Александр Трофимов – Згниле-Блота (страница 6)
В те дни, когда я сидел в затворе и боролся с собственными демонами, случилось событие, которое ненадолго вернуло мне душевное равновесие. Пан Ян Ковальский, учитель из соседнего села, приехал с очередным визитом, не зная о моём добровольном заточении. Он постучал в дверь моей каморки настойчиво, требовательно, так, что я не мог не открыть, и я, нарушив обет не выходить и не впускать, впустил его. Мы просидели до поздней ночи, и этот вечер стал для меня спасительным, тем глотком свежего воздуха, без которого я, возможно, задохнулся бы в собственной тоске.
Пан Ян привёз новую книгу «Трактат о движении небесных сфер», изданный в Кракове, с гравюрами и схемами, которые я разглядывал с жадностью, ибо давно не видел ничего, кроме болотной воды и грязных улиц. Мы разложили её на столе и принялись обсуждать, вертится ли Земля вокруг Солнца или Солнце вокруг Земли, вопрос, который для богослова был не прост, ибо Писание говорило об одном, а разум о другом. Пан Ян, как человек учёный, склонялся к первому, я же, как человек Церкви, осторожно защищал второе, хотя в душе уже давно подозревал, что прав не я.
Спор наш был тихим и добродушным, мы не стремились переубедить друг друга, а лишь наслаждались самим процессом философствования.
Потом мы играли в шахматы. Пан Ян, против обыкновения, проиграл он был рассеян и несколько раз подставлял ферзя, чего за ним никогда не водилось. Я заметил, что он чем-то озабочен, и спросил напрямик - мы были достаточно старыми друзьями, чтобы не ходить вокруг да около.

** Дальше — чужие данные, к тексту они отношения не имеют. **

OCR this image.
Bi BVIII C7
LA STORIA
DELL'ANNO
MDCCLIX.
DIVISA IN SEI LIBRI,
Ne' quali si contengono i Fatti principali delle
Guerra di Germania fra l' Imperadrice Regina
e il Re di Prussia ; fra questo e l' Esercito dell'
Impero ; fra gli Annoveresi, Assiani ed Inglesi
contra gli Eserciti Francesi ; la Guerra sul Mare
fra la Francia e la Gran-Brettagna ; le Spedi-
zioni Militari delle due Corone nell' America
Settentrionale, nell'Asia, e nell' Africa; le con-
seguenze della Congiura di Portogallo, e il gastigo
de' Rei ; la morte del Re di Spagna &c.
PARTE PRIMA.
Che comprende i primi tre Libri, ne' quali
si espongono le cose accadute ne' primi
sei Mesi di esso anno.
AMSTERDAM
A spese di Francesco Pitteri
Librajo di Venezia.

- У нас в селе неспокойно, - сказал он, поправляя очки, которые, как всегда, сползли на кончик носа. - Люди стали какие-то дёрганые, злые. Вчера мужики подрались на ярмарке из-за пустяка - из-за того, кому первому покупать поросёнка. Дрались серьёзно, с ножами, одного пришлось вязать. А в соседней деревне, говорят, баба выгнала мужа из дому, кричала, что он ей изменил с мельничихой, а он, бедный, и не думал ни о какой мельничихе. Что-то носится в воздухе, святой отец. Что-то нехорошее. Я не знаю, что это, но я чувствую это кожей.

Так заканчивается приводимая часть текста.